Path to final upload directory. This path is set when running bcbio_nextgen -w template.

interestingGroups

Character vector of interesting groups. First entry is used for plot colors during quality control (QC) analysis. Entire vector is used for PCA and heatmap QC functions.

maxSamples

Optional.

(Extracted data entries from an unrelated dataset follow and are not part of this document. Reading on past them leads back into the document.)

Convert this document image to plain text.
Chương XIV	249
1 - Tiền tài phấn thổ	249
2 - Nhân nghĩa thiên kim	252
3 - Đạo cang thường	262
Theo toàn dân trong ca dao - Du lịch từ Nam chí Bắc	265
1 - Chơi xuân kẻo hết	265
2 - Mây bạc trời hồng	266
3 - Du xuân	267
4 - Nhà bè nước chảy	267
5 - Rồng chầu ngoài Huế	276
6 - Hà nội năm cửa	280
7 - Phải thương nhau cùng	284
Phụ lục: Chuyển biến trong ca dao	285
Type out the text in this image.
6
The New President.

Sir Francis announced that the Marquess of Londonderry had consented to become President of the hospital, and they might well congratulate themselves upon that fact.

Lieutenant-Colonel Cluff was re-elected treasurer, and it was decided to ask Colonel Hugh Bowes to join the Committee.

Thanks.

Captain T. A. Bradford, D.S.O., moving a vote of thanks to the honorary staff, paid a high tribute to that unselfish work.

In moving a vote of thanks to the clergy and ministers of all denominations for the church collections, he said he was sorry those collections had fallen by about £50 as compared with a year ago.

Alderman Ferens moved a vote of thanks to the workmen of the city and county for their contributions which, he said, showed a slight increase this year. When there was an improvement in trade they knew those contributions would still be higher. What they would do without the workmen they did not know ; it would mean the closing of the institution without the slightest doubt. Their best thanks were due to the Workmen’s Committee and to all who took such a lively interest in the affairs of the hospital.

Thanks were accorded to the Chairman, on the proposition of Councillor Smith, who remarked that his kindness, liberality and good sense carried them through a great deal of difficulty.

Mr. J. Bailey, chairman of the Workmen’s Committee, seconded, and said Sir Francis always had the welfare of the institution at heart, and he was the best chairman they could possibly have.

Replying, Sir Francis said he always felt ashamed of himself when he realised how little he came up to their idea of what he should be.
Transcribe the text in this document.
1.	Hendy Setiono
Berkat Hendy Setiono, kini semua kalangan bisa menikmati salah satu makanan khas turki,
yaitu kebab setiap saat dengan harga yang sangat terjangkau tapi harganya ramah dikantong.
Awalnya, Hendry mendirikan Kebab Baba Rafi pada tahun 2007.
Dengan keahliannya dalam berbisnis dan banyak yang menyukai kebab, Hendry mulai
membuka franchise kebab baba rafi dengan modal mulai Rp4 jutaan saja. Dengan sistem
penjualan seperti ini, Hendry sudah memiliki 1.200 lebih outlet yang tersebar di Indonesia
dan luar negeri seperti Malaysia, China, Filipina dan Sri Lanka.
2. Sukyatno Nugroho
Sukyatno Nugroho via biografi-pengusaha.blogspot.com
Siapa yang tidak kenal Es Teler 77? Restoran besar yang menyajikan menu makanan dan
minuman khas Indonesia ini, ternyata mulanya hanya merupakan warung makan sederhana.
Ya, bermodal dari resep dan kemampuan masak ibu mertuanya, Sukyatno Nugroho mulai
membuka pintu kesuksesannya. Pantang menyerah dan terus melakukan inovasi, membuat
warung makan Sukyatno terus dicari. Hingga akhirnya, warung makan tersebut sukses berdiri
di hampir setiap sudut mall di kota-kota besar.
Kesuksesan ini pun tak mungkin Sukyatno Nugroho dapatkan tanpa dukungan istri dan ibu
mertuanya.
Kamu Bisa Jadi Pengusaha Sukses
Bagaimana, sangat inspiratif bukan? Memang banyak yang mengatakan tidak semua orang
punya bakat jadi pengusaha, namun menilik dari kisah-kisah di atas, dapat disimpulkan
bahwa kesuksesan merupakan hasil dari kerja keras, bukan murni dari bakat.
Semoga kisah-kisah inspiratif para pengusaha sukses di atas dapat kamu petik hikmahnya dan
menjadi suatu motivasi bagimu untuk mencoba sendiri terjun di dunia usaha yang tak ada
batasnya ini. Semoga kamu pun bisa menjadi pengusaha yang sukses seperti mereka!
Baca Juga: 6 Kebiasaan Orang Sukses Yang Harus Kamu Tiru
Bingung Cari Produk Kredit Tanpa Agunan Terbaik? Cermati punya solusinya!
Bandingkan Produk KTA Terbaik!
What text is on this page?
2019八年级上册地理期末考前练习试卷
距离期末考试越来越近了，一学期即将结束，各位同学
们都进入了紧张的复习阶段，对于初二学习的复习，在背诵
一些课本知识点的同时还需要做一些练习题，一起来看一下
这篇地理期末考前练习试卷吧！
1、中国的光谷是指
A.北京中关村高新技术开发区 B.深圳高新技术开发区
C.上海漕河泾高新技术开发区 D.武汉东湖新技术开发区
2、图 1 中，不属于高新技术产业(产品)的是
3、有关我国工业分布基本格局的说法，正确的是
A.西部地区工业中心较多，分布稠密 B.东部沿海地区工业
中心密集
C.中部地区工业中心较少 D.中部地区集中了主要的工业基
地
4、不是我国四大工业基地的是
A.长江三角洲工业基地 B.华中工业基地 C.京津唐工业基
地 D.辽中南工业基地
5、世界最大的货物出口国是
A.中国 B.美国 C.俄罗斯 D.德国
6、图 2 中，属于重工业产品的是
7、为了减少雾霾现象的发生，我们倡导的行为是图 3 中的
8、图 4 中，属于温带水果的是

Maximum number of samples to calculate rlog and variance stabilization object from DESeq2.

dataDir

Folder to keep a cache of the object.

colData

Optional External metadata to be used while reading samples.

...

Additional arguments, saved as metadata.

Value

bcbioSmallRnaDataSet.

Note

When working in RStudio, we recommend connecting to the bcbio-nextgen run directory as a remote connection over sshfs.

Examples

path <- system.file("extra", package="bcbioSmallRna") sbcb <- loadSmallRnaRun(file.path(path, "geu_tiny", "final", "2018-09-29_geu_tiny"), "population")
#> /Users/lpantano/repos/hbc/bcbioSmallRna/inst/extra/geu_tiny/final/2018-09-29_geu_tiny
#> Reading project summary YAML
#> laboratorypopulationsample
#> 10 samples detected
#> Genome: hg19
#> value for "which" not specified, defaulting to c("rows", "cols")
#> Warning: NAs introduced by coercion
#> Warning: NAs introduced by coercion
#> Reading bcbio run information
#> Parsed with column specification: #> cols( #> genome = col_character(), #> resource = col_character(), #> version = col_character() #> )
#> Parsed with column specification: #> cols( #> program = col_character(), #> version = col_character() #> )
#> Reading miRNA count files
#> Total samples filtered due to low number of hits: 0
#> converting counts to integer mode
#> converting counts to integer mode
#> -- note: fitType='parametric', but the dispersion trend was not well captured by the #> function: y = a/x + b, and a local regression fit was automatically substituted. #> specify fitType='local' or 'mean' to avoid this message next time.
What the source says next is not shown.